Suc-Leu-Leu-Val-Tyr-AMC

Suc-Leu-Leu-Val-Tyr-AMC is a membrane-permeable calpain-specific fluorogenic substrate (Ex/Em = 390/480 nm)^[1]. In Vitro: 1. Solution preparation^[1]
1.1 Preparation of stock solution
Solvent: DMSO
Concentration: 62.5 mM is recommended.
Storage: Store at -20°C or -80°C in dark after aliquoting. Avoid repeated freezing and thawing.
1.2 Preparation of working solution
Dilute to 6.25 µM with assay buffer (optimized according to the experiment).

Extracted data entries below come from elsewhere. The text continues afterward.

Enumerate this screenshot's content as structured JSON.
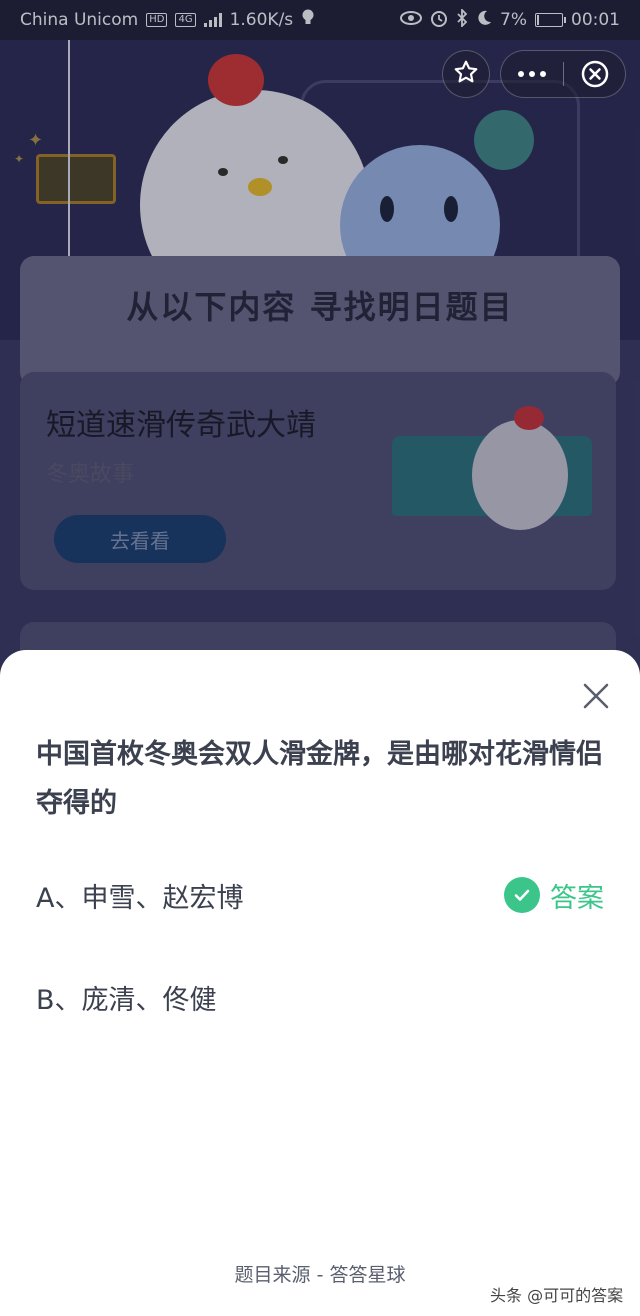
{
  "status_bar": {
    "carrier": "China Unicom",
    "hd_badge": "HD",
    "network_badge": "4G",
    "speed": "1.60K/s",
    "battery": "7%",
    "battery_level": 0.07,
    "time": "00:01",
    "icons": [
      "signal-icon",
      "bulb-icon",
      "eye-icon",
      "alarm-icon",
      "bluetooth-icon",
      "moon-icon",
      "battery-icon"
    ]
  },
  "background": {
    "banner_title": "从以下内容  寻找明日题目",
    "card1": {
      "title": "短道速滑传奇武大靖",
      "subtitle": "冬奥故事",
      "button": "去看看"
    },
    "card2": {
      "title": "中国首枚冬奥会双人滑金牌，是由哪对花"
    }
  },
  "capsule": {
    "icons": [
      "star-icon",
      "more-icon",
      "close-circle-icon"
    ]
  },
  "sheet": {
    "question": "中国首枚冬奥会双人滑金牌，是由哪对花滑情侣夺得的",
    "options": [
      {
        "text": "A、申雪、赵宏博",
        "is_answer": true
      },
      {
        "text": "B、庞清、佟健",
        "is_answer": false
      }
    ],
    "answer_label": "答案",
    "source": "题目来源 - 答答星球"
  },
  "watermark": "头条 @可可的答案",
  "colors": {
    "accent": "#3cc58a",
    "text": "#3c4150",
    "button_blue": "#1d3e70"
  }
}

Note: The working solution should be prepared and used immediately. Keep it away from light.

2. Cell staining
2.1 L929 cells are plated at 10⁵ cells in 200 μL per well in 96-well plates.
2.2 Add 200 μL of assay buffer (115 mM NaCl, 1 mM KH₂PO₄, 5 mM KCl, 2 mM CaCl₂, 1.2 mM MgSO₄, 25 mM sodium HEPES buffer (pH 7.4)) to all wells.

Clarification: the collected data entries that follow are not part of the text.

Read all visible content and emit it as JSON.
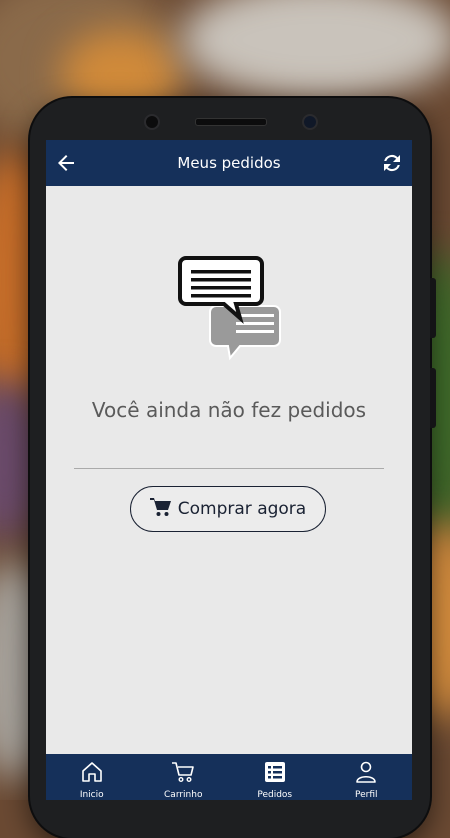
{
  "header": {
    "title": "Meus pedidos",
    "back_icon": "arrow-left-icon",
    "refresh_icon": "refresh-icon"
  },
  "empty_state": {
    "icon": "chat-bubbles-icon",
    "message": "Você ainda não fez pedidos",
    "button_label": "Comprar agora",
    "button_icon": "cart-icon"
  },
  "bottom_nav": {
    "items": [
      {
        "label": "Inicio",
        "icon": "home-icon"
      },
      {
        "label": "Carrinho",
        "icon": "cart-icon"
      },
      {
        "label": "Pedidos",
        "icon": "list-icon"
      },
      {
        "label": "Perfil",
        "icon": "user-icon"
      }
    ]
  },
  "colors": {
    "primary": "#15305a",
    "background": "#e9e9e9",
    "text_muted": "#5a5a5a"
  }
}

2.3 Add Suc-Leu-Leu-Val-Tyr-AMC (62.5 µM) to the cells.
2.4 The plates are incubated at 37°C in the fluorometer, and fluorescence was measured at 5-min intervals starting immediately after the addition of substrate.

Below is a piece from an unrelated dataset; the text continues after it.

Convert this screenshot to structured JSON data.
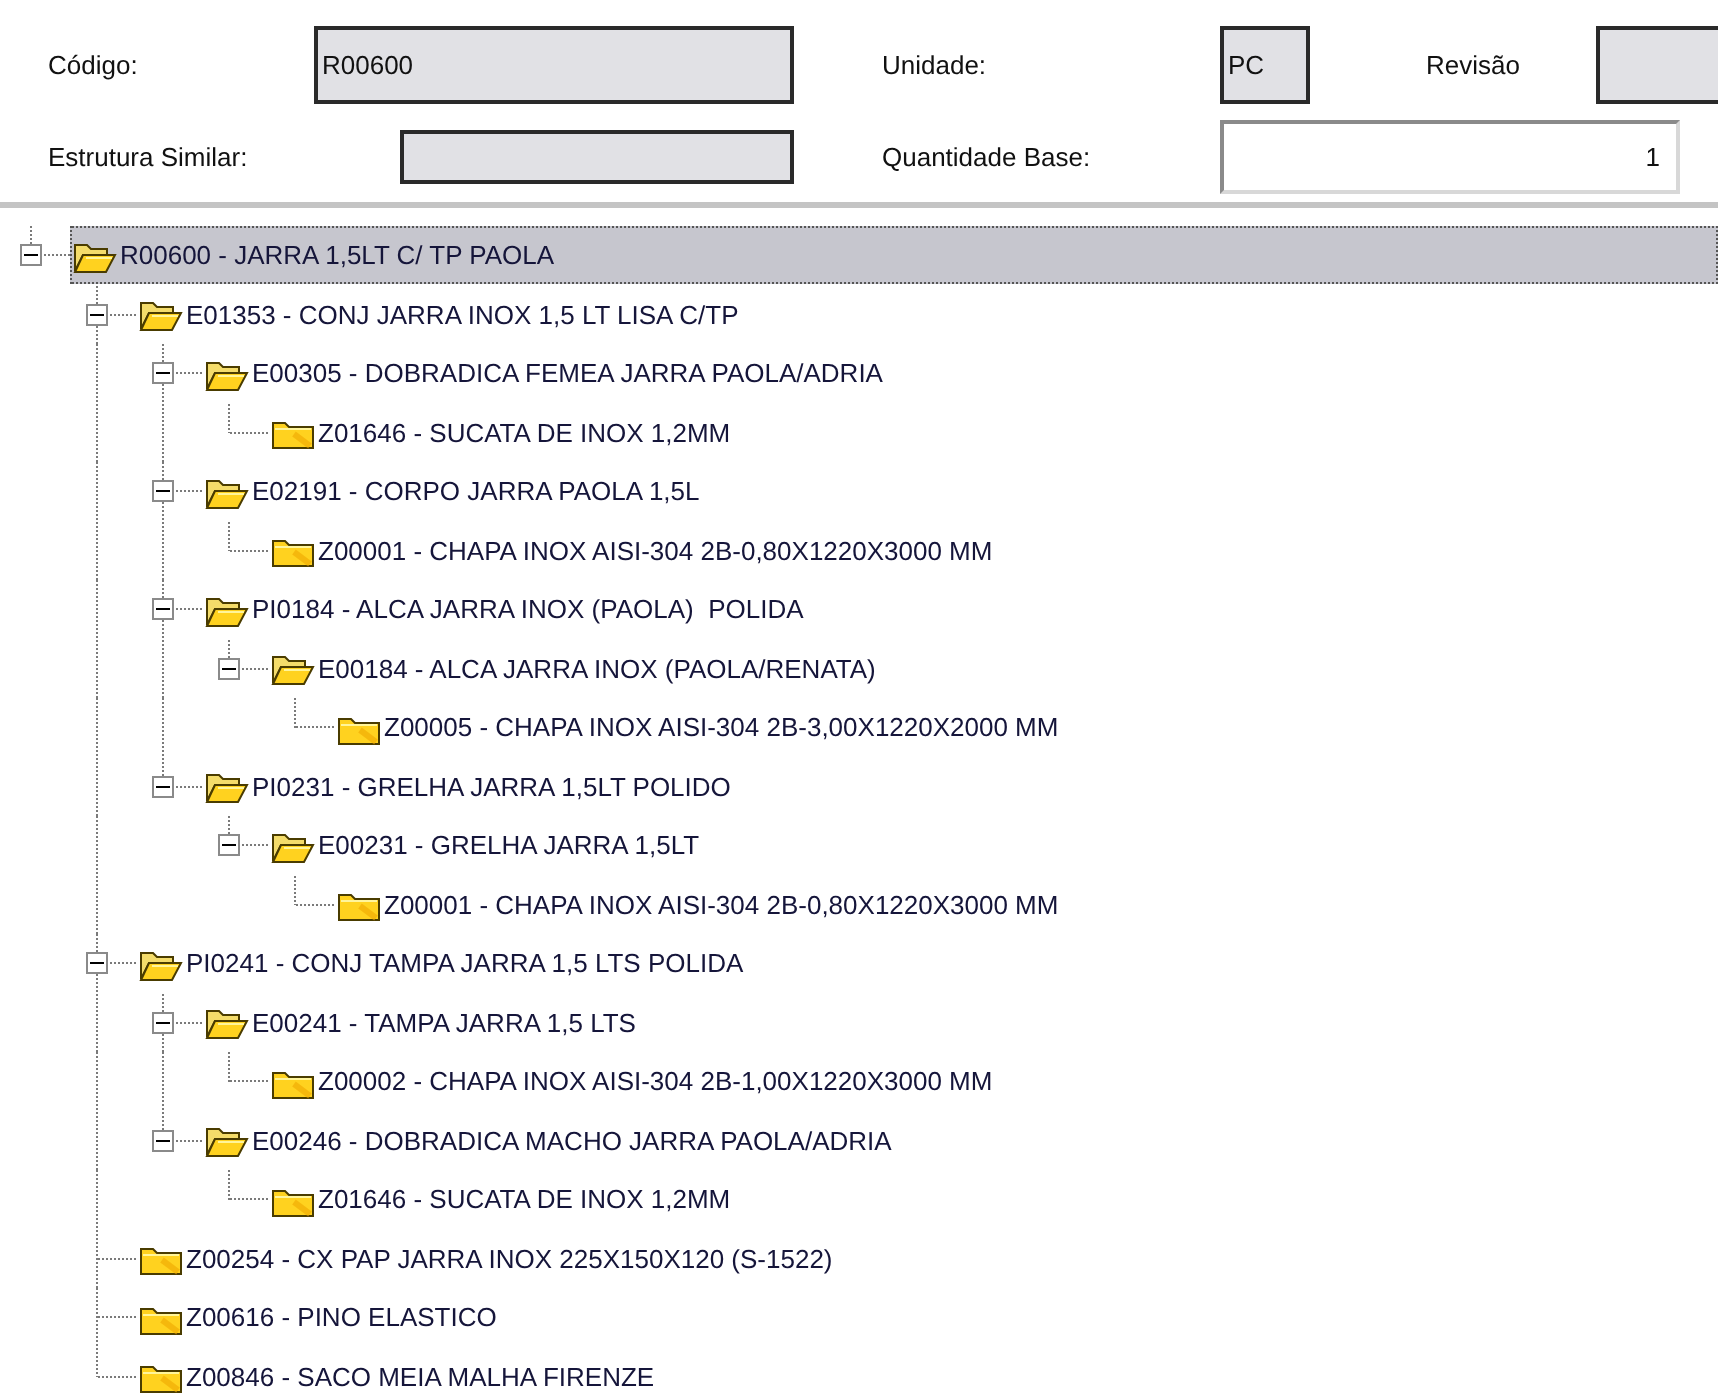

Suc-Leu-Leu-Val-Tyr-AMC (Suc-LLVY) is a membrane-permeable calpain-specific fluorogenic substrate, pteolytic hydrolysis of the peptidyl-7-amino bond liberates the highly fluorescent 7-amino-4-methylcoumarin (AMC) moiety^[1]. The effect of TGF-β on hydrolysis of these substrates (e.g Suc-Leu-Leu-Val-Tyr-AMC) are assessed. Biliary epithelial H69 cells are incubated with 10, 1, 0.1, or 0 ng/mL TGF-β for 24 h. Substrate hydrolysis is then fluorometrically assessed in cytosolic extracts. Basal activity is 1.12, 8.33, and 14.52 nmol AMC/mg protein/min for suc-LLVY-AMC, z-LLE-AMC, and z-LLL-AMC hydrolysis, respectively^[2].